Abstract

In the design of surveillance, there is often a desire to target high risk herds. Such risk-based approaches result in better allocation of resources and improve the performance of surveillance activities. For many contagious animal diseases, movement of live animals is a main route of transmission, and because of this, herds that purchase many live animals or have a large contact network due to trade can be seen as a high risk stratum of the population. This paper presents a new method to assess herd disease risk in animal movement networks. It is an improvement to current network measures that takes direction, temporal order, and also movement size and probability of disease into account. In the study, the method was used to calculate a probability of disease ratio (PDR) of herds in simulated datasets, and of real herds based on animal movement data from dairy herds included in a bulk milk survey for Coxiella burnetii. Known differences in probability of disease are easily incorporated in the calculations and the PDR was calculated while accounting for regional differences in probability of disease, and also by applying equal probability of disease throughout the population.
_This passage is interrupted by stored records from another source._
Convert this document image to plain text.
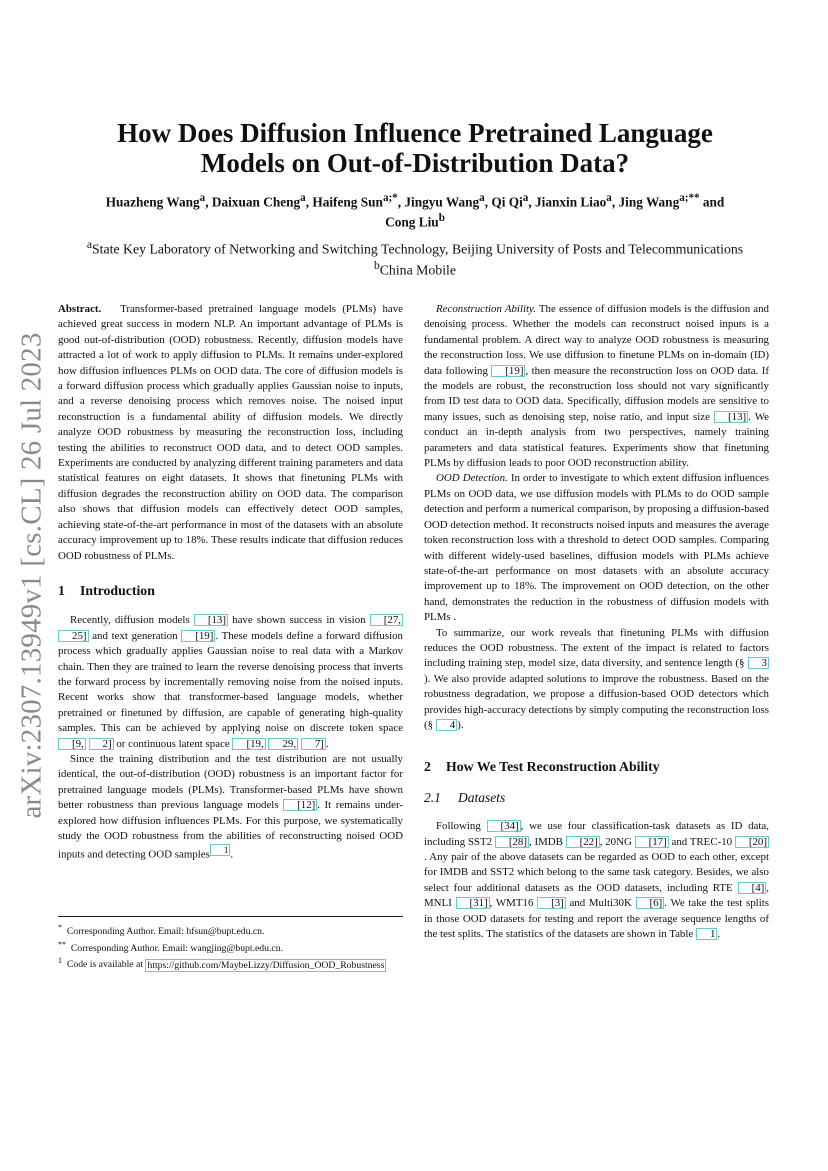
arXiv:2307.13949v1 [cs.CL] 26 Jul 2023
How Does Diffusion Influence Pretrained Language Models on Out-of-Distribution Data?

Huazheng Wang$^a$, Daixuan Cheng$^a$, Haifeng Sun$^{a;*}$, Jingyu Wang$^a$, Qi Qi$^a$, Jianxin Liao$^a$, Jing Wang$^{a;**}$ and
Cong Liu$^b$

$^a$State Key Laboratory of Networking and Switching Technology, Beijing University of Posts and Telecommunications
$^b$China Mobile

Abstract. Transformer-based pretrained language models (PLMs) have achieved great success in modern NLP. An important advantage of PLMs is good out-of-distribution (OOD) robustness. Recently, diffusion models have attracted a lot of work to apply diffusion to PLMs. It remains under-explored how diffusion influences PLMs on OOD data. The core of diffusion models is a forward diffusion process which gradually applies Gaussian noise to inputs, and a reverse denoising process which removes noise. The noised input reconstruction is a fundamental ability of diffusion models. We directly analyze OOD robustness by measuring the reconstruction loss, including testing the abilities to reconstruct OOD data, and to detect OOD samples. Experiments are conducted by analyzing different training parameters and data statistical features on eight datasets. It shows that finetuning PLMs with diffusion degrades the reconstruction ability on OOD data. The comparison also shows that diffusion models can effectively detect OOD samples, achieving state-of-the-art performance in most of the datasets with an absolute accuracy improvement up to 18%. These results indicate that diffusion reduces OOD robustness of PLMs.

1 Introduction

Recently, diffusion models [13] have shown success in vision [27, 25] and text generation [19] . These models define a forward diffusion process which gradually applies Gaussian noise to real data with a Markov chain. Then they are trained to learn the reverse denoising process that inverts the forward process by incrementally removing noise from the noised inputs. Recent works show that transformer-based language models, whether pretrained or finetuned by diffusion, are capable of generating high-quality samples. This can be achieved by applying noise on discrete token space [9, 2] or continuous latent space [19, 29, 7] .

Since the training distribution and the test distribution are not usually identical, the out-of-distribution (OOD) robustness is an important factor for pretrained language models (PLMs). Transformer-based PLMs have shown better robustness than previous language models [12] . It remains under-explored how diffusion influences PLMs. For this purpose, we systematically study the OOD robustness from the abilities of reconstructing noised OOD inputs and detecting OOD samples $^1$ .

* Corresponding Author. Email: hfsun@bupt.edu.cn.

** Corresponding Author. Email: wangjing@bupt.edu.cn.

$^1$ Code is available at https://github.com/MaybeLizzy/Diffusion_OOD_Robustness

Reconstruction Ability. The essence of diffusion models is the diffusion and denoising process. Whether the models can reconstruct noised inputs is a fundamental problem. A direct way to analyze OOD robustness is measuring the reconstruction loss. We use diffusion to finetune PLMs on in-domain (ID) data following [19] , then measure the reconstruction loss on OOD data. If the models are robust, the reconstruction loss should not vary significantly from ID test data to OOD data. Specifically, diffusion models are sensitive to many issues, such as denoising step, noise ratio, and input size [13] . We conduct an in-depth analysis from two perspectives, namely training parameters and data statistical features. Experiments show that finetuning PLMs by diffusion leads to poor OOD reconstruction ability.

OOD Detection. In order to investigate to which extent diffusion influences PLMs on OOD data, we use diffusion models with PLMs to do OOD sample detection and perform a numerical comparison, by proposing a diffusion-based OOD detection method. It reconstructs noised inputs and measures the average token reconstruction loss with a threshold to detect OOD samples. Comparing with different widely-used baselines, diffusion models with PLMs achieve state-of-the-art performance on most datasets with an absolute accuracy improvement up to 18%. The improvement on OOD detection, on the other hand, demonstrates the reduction in the robustness of diffusion models with PLMs .

To summarize, our work reveals that finetuning PLMs with diffusion reduces the OOD robustness. The extent of the impact is related to factors including training step, model size, data diversity, and sentence length (§ 3). We also provide adapted solutions to improve the robustness. Based on the robustness degradation, we propose a diffusion-based OOD detectors which provides high-accuracy detections by simply computing the reconstruction loss (§ 4 ).

2 How We Test Reconstruction Ability
2.1 Datasets

Following [34] , we use four classification-task datasets as ID data, including SST2 [28] , IMDB [22] , 20NG [17] and TREC-10 [20]. Any pair of the above datasets can be regarded as OOD to each other, except for IMDB and SST2 which belong to the same task category. Besides, we also select four additional datasets as the OOD datasets, including RTE [4] , MNLI [31] , WMT16 [3] and Multi30K [6] . We take the test splits in those OOD datasets for testing and report the average sequence lengths of the test splits. The statistics of the datasets are shown in Table 1 .
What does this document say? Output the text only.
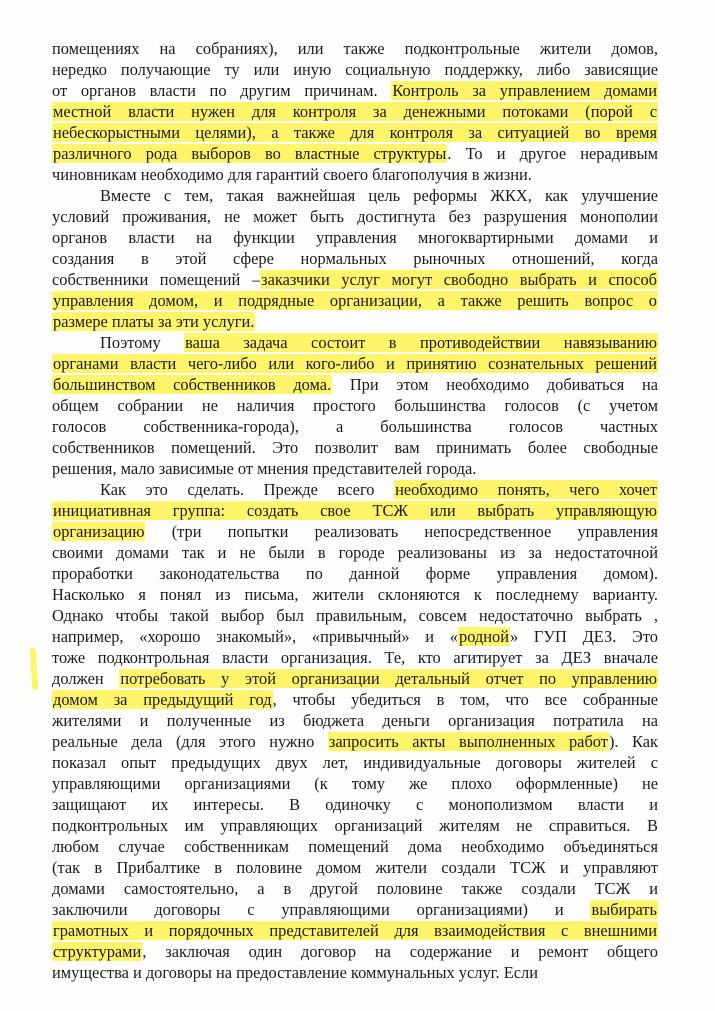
помещениях на собраниях), или также подконтрольные жители домов,
нередко получающие ту или иную социальную поддержку, либо зависящие
от органов власти по другим причинам. Контроль за управлением домами
местной власти нужен для контроля за денежными потоками (порой с
небескорыстными целями), а также для контроля за ситуацией во время
различного рода выборов во властные структуры. То и другое нерадивым
чиновникам необходимо для гарантий своего благополучия в жизни.
Вместе с тем, такая важнейшая цель реформы ЖКХ, как улучшение
условий проживания, не может быть достигнута без разрушения монополии
органов власти на функции управления многоквартирными домами и
создания в этой сфере нормальных рыночных отношений, когда
собственники помещений –заказчики услуг могут свободно выбрать и способ
управления домом, и подрядные организации, а также решить вопрос о
размере платы за эти услуги.
Поэтому ваша задача состоит в противодействии навязыванию
органами власти чего-либо или кого-либо и принятию сознательных решений
большинством собственников дома. При этом необходимо добиваться на
общем собрании не наличия простого большинства голосов (с учетом
голосов собственника-города), а большинства голосов частных
собственников помещений. Это позволит вам принимать более свободные
решения, мало зависимые от мнения представителей города.
Как это сделать. Прежде всего необходимо понять, чего хочет
инициативная группа: создать свое ТСЖ или выбрать управляющую
организацию (три попытки реализовать непосредственное управления
своими домами так и не были в городе реализованы из за недостаточной
проработки законодательства по данной форме управления домом).
Насколько я понял из письма, жители склоняются к последнему варианту.
Однако чтобы такой выбор был правильным, совсем недостаточно выбрать ,
например, «хорошо знакомый», «привычный» и «родной» ГУП ДЕЗ. Это
тоже подконтрольная власти организация. Те, кто агитирует за ДЕЗ вначале
должен потребовать у этой организации детальный отчет по управлению
домом за предыдущий год, чтобы убедиться в том, что все собранные
жителями и полученные из бюджета деньги организация потратила на
реальные дела (для этого нужно запросить акты выполненных работ). Как
показал опыт предыдущих двух лет, индивидуальные договоры жителей с
управляющими организациями (к тому же плохо оформленные) не
защищают их интересы. В одиночку с монополизмом власти и
подконтрольных им управляющих организаций жителям не справиться. В
любом случае собственникам помещений дома необходимо объединяться
(так в Прибалтике в половине домом жители создали ТСЖ и управляют
домами самостоятельно, а в другой половине также создали ТСЖ и
заключили договоры с управляющими организациями) и выбирать
грамотных и порядочных представителей для взаимодействия с внешними
структурами, заключая один договор на содержание и ремонт общего
имущества и договоры на предоставление коммунальных услуг. Если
Each herd's increased probability of disease due to purchase of animals was compared to both the average herd and herds within the same risk stratum. The results show that the PDR is able to capture the different circumstances related to disease prevalence and animal trade contact patterns. Comparison of results based on inclusion or exclusion of differences in risk also highlights how ignoring such differences can influence the ability to correctly identify high risk herds. The method shows a potential to be useful for risk-based surveillance, in the classification of herds in control programmes or to represent influential contacts in risk factor studies.